Quick marketing of this grain might be prudent, since it may continue to decline in quality, which decreases the safety and profitability of the product.
Other indicators of grain declining in quality are higher carbon dioxide production, odors, insect population growth (measured in traps), and changes in grain appearance.
Probing and coring grain in storage gives an opportunity for quality inspection. While this is more labor intensive and invasive to the bin, managers must resort to these steps to inspect grain quality in bins without temperature cables.
Monitoring weekly is prudent until the grain is cooled to 35 degrees F using aeration. Monitoring every couple of weeks to monthly will suffice, if the grain is dry and cooled to 35F. Running aeration fans once a month when weather is cool and dry can help to defuse odors. Then temporarily seal fans to prevent moisture, insects, and warmer temperatures from entering the bin through the aeration system.
Target Storage Conditions
While most fall-harvested crops go into bins around 70 degrees F, grain out of driers may vary. Cooler is better, but outside air temperatures will dictate how cool the grain can be when depending on aeration for cooling. Therefore, cool as much as possible at the time of placing the grain in the storage structure. Then, using aeration, cool grain down in 15-degree steps as soon as possible. Cooling more than 15 degrees at a time may cause problematic condensation in the bin.

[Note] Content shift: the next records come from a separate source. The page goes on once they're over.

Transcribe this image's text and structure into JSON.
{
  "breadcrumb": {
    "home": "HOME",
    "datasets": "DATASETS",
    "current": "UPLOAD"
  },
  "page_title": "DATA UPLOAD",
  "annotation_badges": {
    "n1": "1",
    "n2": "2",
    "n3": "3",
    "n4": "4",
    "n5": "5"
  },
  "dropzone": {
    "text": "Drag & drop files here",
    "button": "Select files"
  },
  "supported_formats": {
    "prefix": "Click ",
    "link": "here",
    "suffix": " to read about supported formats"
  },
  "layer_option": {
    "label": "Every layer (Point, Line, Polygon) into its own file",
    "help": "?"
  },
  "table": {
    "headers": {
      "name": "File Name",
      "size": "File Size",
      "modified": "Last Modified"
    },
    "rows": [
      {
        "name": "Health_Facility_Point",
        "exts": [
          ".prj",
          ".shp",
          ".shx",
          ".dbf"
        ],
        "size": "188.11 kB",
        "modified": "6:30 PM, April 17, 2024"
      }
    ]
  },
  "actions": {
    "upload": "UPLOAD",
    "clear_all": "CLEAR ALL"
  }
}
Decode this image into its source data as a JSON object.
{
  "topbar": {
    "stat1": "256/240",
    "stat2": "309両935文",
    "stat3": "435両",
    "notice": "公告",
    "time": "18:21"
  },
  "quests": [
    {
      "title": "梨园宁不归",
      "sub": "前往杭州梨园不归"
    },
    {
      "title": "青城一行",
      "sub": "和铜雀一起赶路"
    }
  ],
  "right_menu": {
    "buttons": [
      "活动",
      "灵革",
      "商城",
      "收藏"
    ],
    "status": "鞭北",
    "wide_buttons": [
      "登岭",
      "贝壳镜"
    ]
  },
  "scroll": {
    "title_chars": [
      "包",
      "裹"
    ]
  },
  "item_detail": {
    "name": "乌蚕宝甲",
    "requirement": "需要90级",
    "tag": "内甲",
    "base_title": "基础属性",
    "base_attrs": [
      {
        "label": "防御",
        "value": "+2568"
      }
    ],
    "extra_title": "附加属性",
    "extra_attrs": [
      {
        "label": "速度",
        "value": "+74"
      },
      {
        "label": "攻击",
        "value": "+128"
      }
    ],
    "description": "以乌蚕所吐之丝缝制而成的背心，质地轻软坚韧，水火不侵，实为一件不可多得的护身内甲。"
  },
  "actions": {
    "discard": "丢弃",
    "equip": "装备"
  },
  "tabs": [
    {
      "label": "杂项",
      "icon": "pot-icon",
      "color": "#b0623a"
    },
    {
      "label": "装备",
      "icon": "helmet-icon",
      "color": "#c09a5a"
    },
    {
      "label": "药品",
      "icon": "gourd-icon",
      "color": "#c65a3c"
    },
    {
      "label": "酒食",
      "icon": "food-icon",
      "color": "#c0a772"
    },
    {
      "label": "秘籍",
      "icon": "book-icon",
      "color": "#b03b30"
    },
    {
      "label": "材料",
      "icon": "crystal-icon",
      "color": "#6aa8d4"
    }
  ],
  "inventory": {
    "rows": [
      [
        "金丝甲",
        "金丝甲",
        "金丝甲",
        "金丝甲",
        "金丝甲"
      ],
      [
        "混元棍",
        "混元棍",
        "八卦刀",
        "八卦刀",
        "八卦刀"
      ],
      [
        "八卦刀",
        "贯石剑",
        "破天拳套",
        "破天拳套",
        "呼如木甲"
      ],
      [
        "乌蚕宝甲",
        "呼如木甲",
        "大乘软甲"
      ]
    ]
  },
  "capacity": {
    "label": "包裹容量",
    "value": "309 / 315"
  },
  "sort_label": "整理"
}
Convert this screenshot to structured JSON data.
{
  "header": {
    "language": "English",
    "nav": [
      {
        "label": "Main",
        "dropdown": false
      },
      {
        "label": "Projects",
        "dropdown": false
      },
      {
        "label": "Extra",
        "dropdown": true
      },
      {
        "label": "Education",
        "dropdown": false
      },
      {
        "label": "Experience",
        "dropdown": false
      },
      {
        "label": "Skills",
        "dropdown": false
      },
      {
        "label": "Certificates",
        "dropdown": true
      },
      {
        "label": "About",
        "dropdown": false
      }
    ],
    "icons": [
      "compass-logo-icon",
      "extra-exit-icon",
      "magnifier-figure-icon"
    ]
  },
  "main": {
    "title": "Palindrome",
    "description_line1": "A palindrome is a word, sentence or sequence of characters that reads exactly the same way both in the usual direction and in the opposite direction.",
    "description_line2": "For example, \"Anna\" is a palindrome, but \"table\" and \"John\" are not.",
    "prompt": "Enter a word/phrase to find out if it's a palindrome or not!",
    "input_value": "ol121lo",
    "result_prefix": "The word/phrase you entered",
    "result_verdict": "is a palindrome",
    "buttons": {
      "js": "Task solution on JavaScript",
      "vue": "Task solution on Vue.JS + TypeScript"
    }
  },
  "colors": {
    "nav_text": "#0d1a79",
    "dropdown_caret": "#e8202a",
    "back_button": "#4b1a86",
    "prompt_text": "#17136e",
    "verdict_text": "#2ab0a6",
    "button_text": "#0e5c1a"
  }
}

Insects and mold become much less of a problem below 40 degrees F, since many insects cannot populate and feed at this temperature and mold is much less likely to develop. At 35 F, the grain is not frozen and mold and insects become inactive.
Holding the grain as cool as possible until marketing provides for the best chance of maintaining the quality. Grain is an excellent insulator. Therefore, cool grain will continue to be cooler than outside air into the spring and summer if fan inlets are covered and care is taken to not introduce warmer air into the grain bulk.
Marketing Decisions
Deciding when to market grain is a studied science for agricultural economists and grain managers. Many factors go into these decisions – quality of the grain in storage should be one of those factors.
Low-quality and wetter grain should be sold quickly so that further degradation of the grain does not occur. Grain quality never improves in storage; it can only stay the same or decline over time. Grain left in storage too long to maintain quality can cause structural damage to the facility through fire and can create a very unsafe work environment. Not only does the grain have to be handled by salvage companies at this point, but also property damage and legal fees can mount quickly.
Marketing managers should pay close attention to records of grain moisture content and temperatures compared to data such as that presented in Figure 1.
Conclusion.
Making wise binning decisions, marketing at-risk grain quickly, and monitoring grain through the winter will result in safer working conditions for employees and higher profit for the organization. Grain quality never improves in storage and poor-quality grain can cause an organization through low grain prices, structural damage and disastrous working conditions. Take time to manage grain wisely through the winter months.